Brother Paul was standing with his back to the single window, rendering the small room even dimmer than it need have been. The straight, close-shorn ring of hair round his polished crown was still black and thick at fifty, and he habitually stood, as indeed he also sat, stooped a little forward, from so many years of dealing with creatures half his size, and desiring to reassure them rather than awe them with his stature and bearing. A kindly, scholarly, indulgent man, but a good teacher for all that, and one who could keep his chicks in order without having to keep them in terror. The oldest remaining oblatus, given to God when he was five years old, and now approaching fifteen and his novitiate, told awful stories of Brother Paul’s predecessor, who had ruled with the rod, and been possessed of an eye that could freeze the blood. Richard made his small obligatory obeisance, and stood squarely before his master, lifting to the light an impenetrable countenance, lit by two blue-green eyes of radiant innocence. A thin, active child, small for his years but agile and supple as a cat, with a thick, curly crest of light brown hair, and a band of golden freckles over both cheekbones and the bridge of his neat, straight nose. He stood with feet braced sturdily apart, toes gripping the floorboards, and stared up into Brother Paul’s face, dutiful and guileless. Paul was well acquainted with that unblinking gaze.

“Richard,” he said gently, “come, sit down with me. I have something I must tell you.”

That in itself was enough to discount one slight childish unease, only to replace it with another and graver, for the tone was so considerate and indulgent as to prophesy the need for comfort. But what Richard’s sudden flickering frown expressed was simple bewilderment. He allowed himself to be drawn to the bench and seated there within the circle of Brother Paul’s arm, bare toes just touching the floor, and braced there hard. He could be prepared for scolding, but here was surely something for which he was not prepared, and had no idea how to confront.

“You know that your father fought at Lincoln for the king, and was wounded? And that he has since been in poor health.” Secure in robust, well-fed and well-tended youth, Richard hardly knew what poor health might be, except that it was something that happened to the old.

But he said: “Yes, Brother Paul!” in a small, accommodating voice, since it was expected of him.

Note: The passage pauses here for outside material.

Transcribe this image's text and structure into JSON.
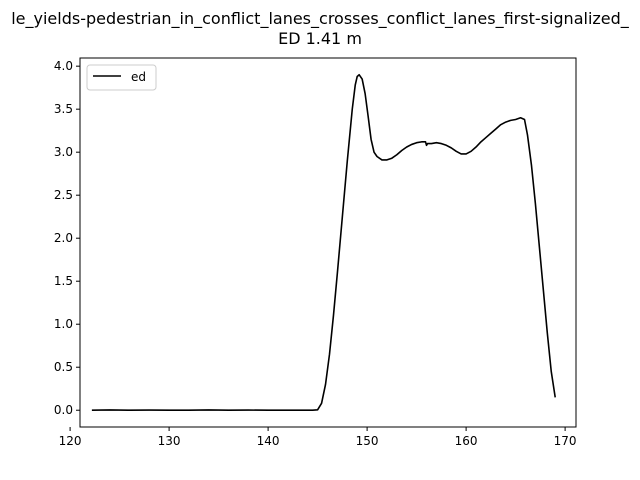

“Your grandmother sent a groom to the lord sheriff this morning. He has brought a sad message, Richard. Your father has made his last confession and received his Saviour. He is dead, my child. You are his heir, and you must be worthy of him. In life and in death,” said Brother Paul, “he is in the hand of God. So are we all.”

The look of thoughtful bewilderment had not changed. Richard’s toes shoved hard against the floor, and his hands gripped the edge of the bench on which he was perched.

“My father is dead?” he repeated carefully.

“Yes, Richard. Soon or late, it touches us all. Every son must one day step into his father’s place and take up his father’s duties.”

“Then I shall be the lord of Eaton now?”

Brother Paul did not make the mistake of taking this for a simple expression of self-congratulation on a personal gain, rather as an intelligent acceptance of what he himself had just said. The heir must take up the burden and the privilege his sire had laid down.

“Yes, you are the lord of Eaton, or you will be as soon as you are of fit age. You must study to get wisdom, and manage your lands and people well. Your father would expect that of you.”

Still struggling with the practicalities of his new situation, Richard probed back into his memory for a clear vision of this father who was now challenging him to be worthy. In his rare recent visits home at Christmas and Easter he had been admitted on arrival and departure to a sick-room that smelled of herbs and premature aging, and allowed to kiss a grey, austere face and listen to a deep voice, indifferent with weakness, calling him son and exhorting him to study and be virtuous. But there was little more, and even the face had grown dim in his memory. Of what he did remember he went in awe. They had never been close enough for anything more intimate.